Web Exclusive | August 2015 | By Bruce Horovitz

Down to a Science

Wendy’s, Dairy Queen open R&D labs to test new, Millennial-forward ideas.
Big QSR brands invest in research and development labs to create new products.
Wendy's opened its 90° Labs near Ohio State's campus to capitalize on the presence of Millennials, its target demographic. image used with permission.

Some savvy limited-service chains are suddenly taking very literally the long-held notion that fast food is a science.

Both Wendy’s and Dairy Queen have recently opened new research labs aimed at better serving and better understanding their customers.

The new Wendy’s lab, which the company calls the 90° Lab, is aimed at testing and evolving new technologies related to mobile ordering, mobile payment, and special mobile offers via a new loyalty program. The new Dairy Queen lab, DQ Bakes! Institute, is all about product innovation for the chain’s new menu that’s focused on higher-quality products, like artisan sandwiches, hot desserts, and snack melts.

Both labs share a similar goal: to investigate new ways to attract and keep customers. But while Dairy Queen opened its DQ Bakes! Institute right inside its Minneapolis headquarters building, Wendy’s opted to hitch its tech research wagon to a college campus; the 90° Lab is right across the street from the bustling, Columbus, Ohio, campus of Ohio State University (OSU).

“It was a very conscious decision for us to build near such a strong pool of our next generation of buyers,” says Drew Domecq, vice president of technology solutions for Wendy’s. There are roughly 60,000 college students on campus, and being so close to such a key demographic was critical, he says. In addition, Wendy’s corporate headquarters in Dublin, Ohio, is just 20 minutes away.

The lab gives Wendy’s an opportunity to do something that it can’t do within the confines of corporate headquarters: interact daily with Millennials, its key demographic. And it can take learnings from within the lab and test them at the Wendy’s restaurant located just seven blocks away on the OSU campus, Domecq says.

“It was a very conscious decision for us to build near such a strong pool of our next generation of buyers.”

For Wendy’s, it’s all about watching—and learning from—the 20-somethings. “Technology keeps changing, and we have to consider, what can our technology do to help people do something better?” Domecq says.
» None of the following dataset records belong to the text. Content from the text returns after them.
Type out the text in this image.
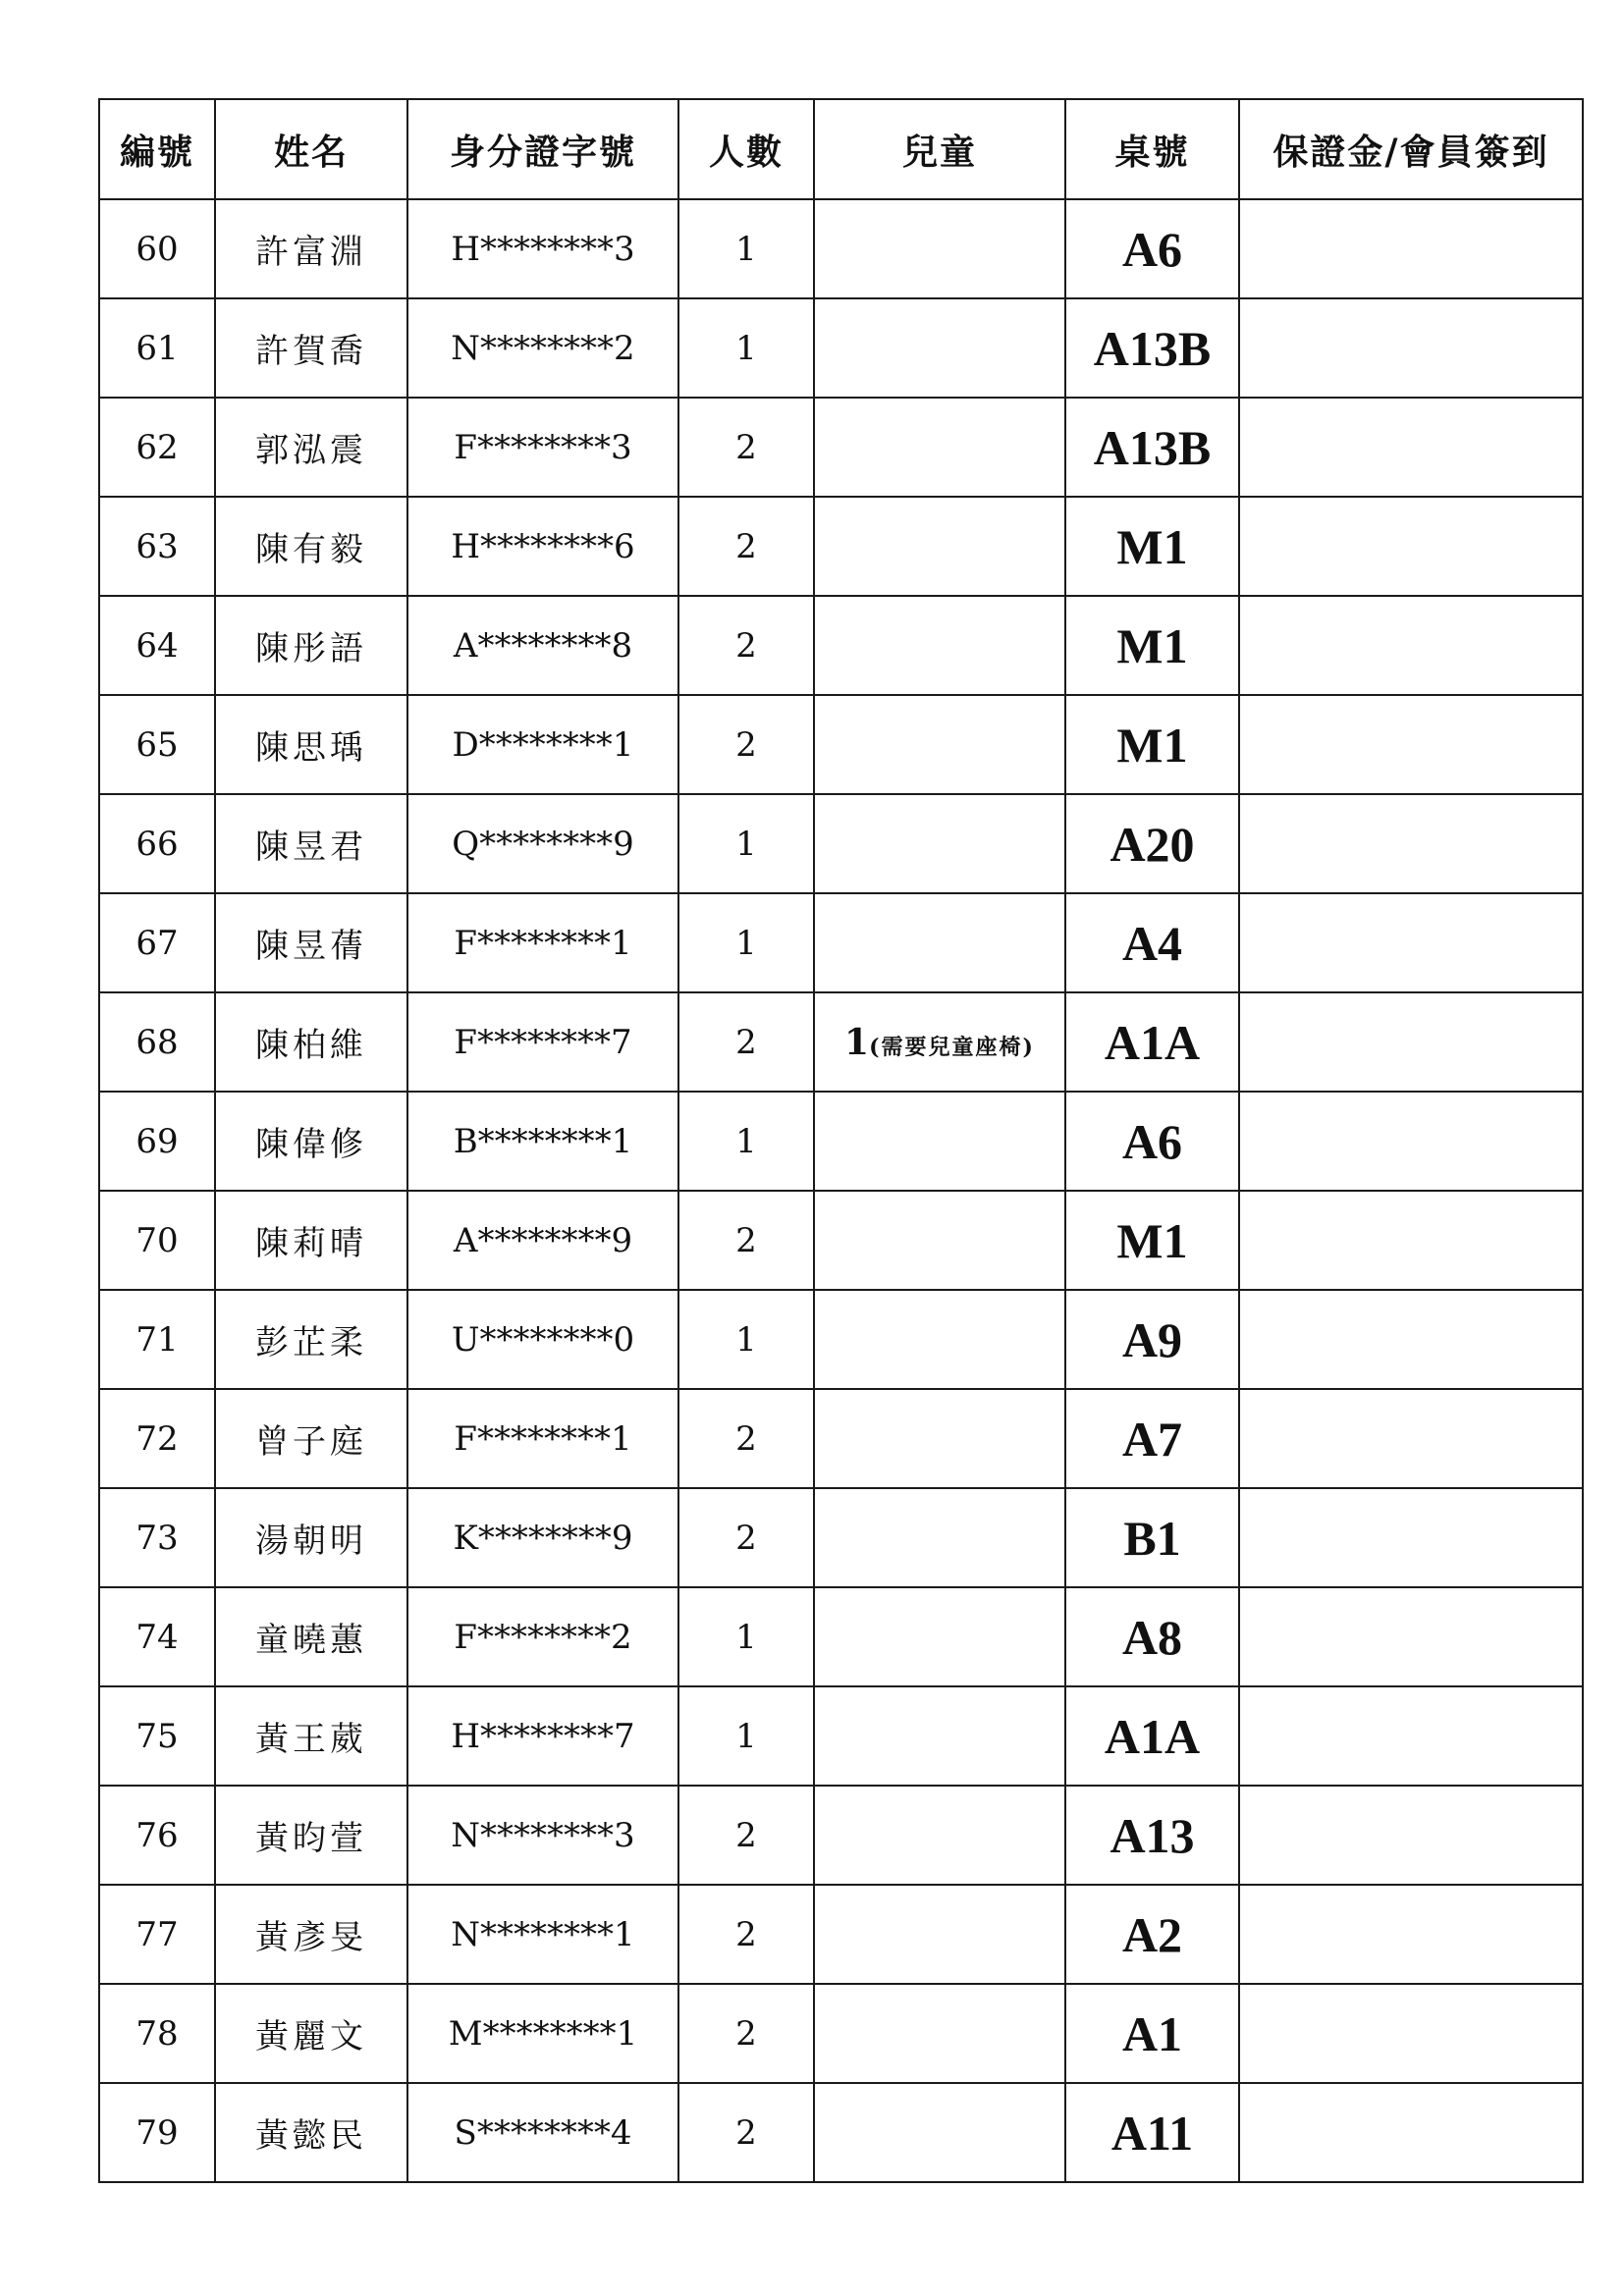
編號	姓名	身分證字號	人數	兒童	桌號	保證金/會員簽到
60	許富淵	H********3	1		A6	
61	許賀喬	N********2	1		A13B	
62	郭泓震	F********3	2		A13B	
63	陳有毅	H********6	2		M1	
64	陳彤語	A********8	2		M1	
65	陳思瑀	D********1	2		M1	
66	陳昱君	Q********9	1		A20	
67	陳昱蒨	F********1	1		A4	
68	陳柏維	F********7	2	1(需要兒童座椅)	A1A	
69	陳偉修	B********1	1		A6	
70	陳莉晴	A********9	2		M1	
71	彭芷柔	U********0	1		A9	
72	曾子庭	F********1	2		A7	
73	湯朝明	K********9	2		B1	
74	童曉蕙	F********2	1		A8	
75	黃王葳	H********7	1		A1A	
76	黃昀萱	N********3	2		A13	
77	黃彥旻	N********1	2		A2	
78	黃麗文	M********1	2		A1	
79	黃懿民	S********4	2		A11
Inside the bright, window-filled lab, on the second floor of a building across from campus, Wendy’s plans to build and improve mobile and web apps that enable customers to instantly place orders and pay for those same orders via their mobile devices. The company also hopes the research will help it create offers through its mobile apps that will get increasingly personalized as it builds out its loyalty program.

Within the lab, there’s a faux Wendy’s restaurant with an ordering counter that looks identical to those at the chain’s newest locations. “There is literally a shell of a restaurant,” Domecq says. There’s even a simulated drive-thru pedestal and window that emulates the customer experience.

While Wendy’s new lab is focused on the customer experience, Dairy Queen’s DQ Bakes! Institute is more intent on developing the menu. DQ Bakes! is a new menu platform that’s aimed at creating and selling fast casual–quality food at fast-food prices.

“DQ Bakes! is one of the biggest launches we’ve done in the 75-year history of Dairy Queen,” says Bill Barrier, executive vice president of global product development at American Dairy Queen Corp. “It gives us the opportunity to start selling food in every concept.”

Nine new products have rolled out, including artisan-style sandwiches like its new Chicken Bacon Ranch and Turkey BLT; snack melts like Buffalo Chicken and Chicken Quesadilla; and hot desserts like the Triple Chocolate Brownie and the new Stuffed Chocolate Chip Cookie.

“Millennials are looking for things with higher-quality ingredients that are made fresh and made to order,” Barrier says. They’re also looking for more choices throughout the day, which is why Dairy Queen is looking into a breakfast program under the DQ Bakes! platform, he says.

“We want to make sure that Millennials continue to come to us and eventually bring their kids,” Barrier adds.

Making sandwiches with focaccia and ciabatta bread, Barrier says, is a new operation for the brand. Dairy Queen is also looking into creating hot appetizers.

The DQ Bakes! Institute has about 22 employees, many of whom formerly worked in the company’s test kitchen. “We reprioritized the talent that we currently have,” Barrier says.

DQ Bakes! has more than 100 concepts in the hopper right now—about 15 percent of which, Barrier estimates, may eventually make it to market. The chain plans to begin nationally advertising the new DQ Bakes! platform in September.

One key to successful R&D labs, says Gary Stibel, founder and CEO of The New England Consulting Group, is that the labs themselves be reasonable driving distance from corporate headquarters so that any improvements can be analyzed by top management on a timely basis. Just as important, however, is that the insights be widely shared “so that insights from Boomers in Birmingham and Hispanics in Houston are also captured,” he says.

While the research labs are critical, Stibel says, equally critical is learning how to share system-wide the knowledge that’s gleaned from them. That, much like fast food, is a science, too.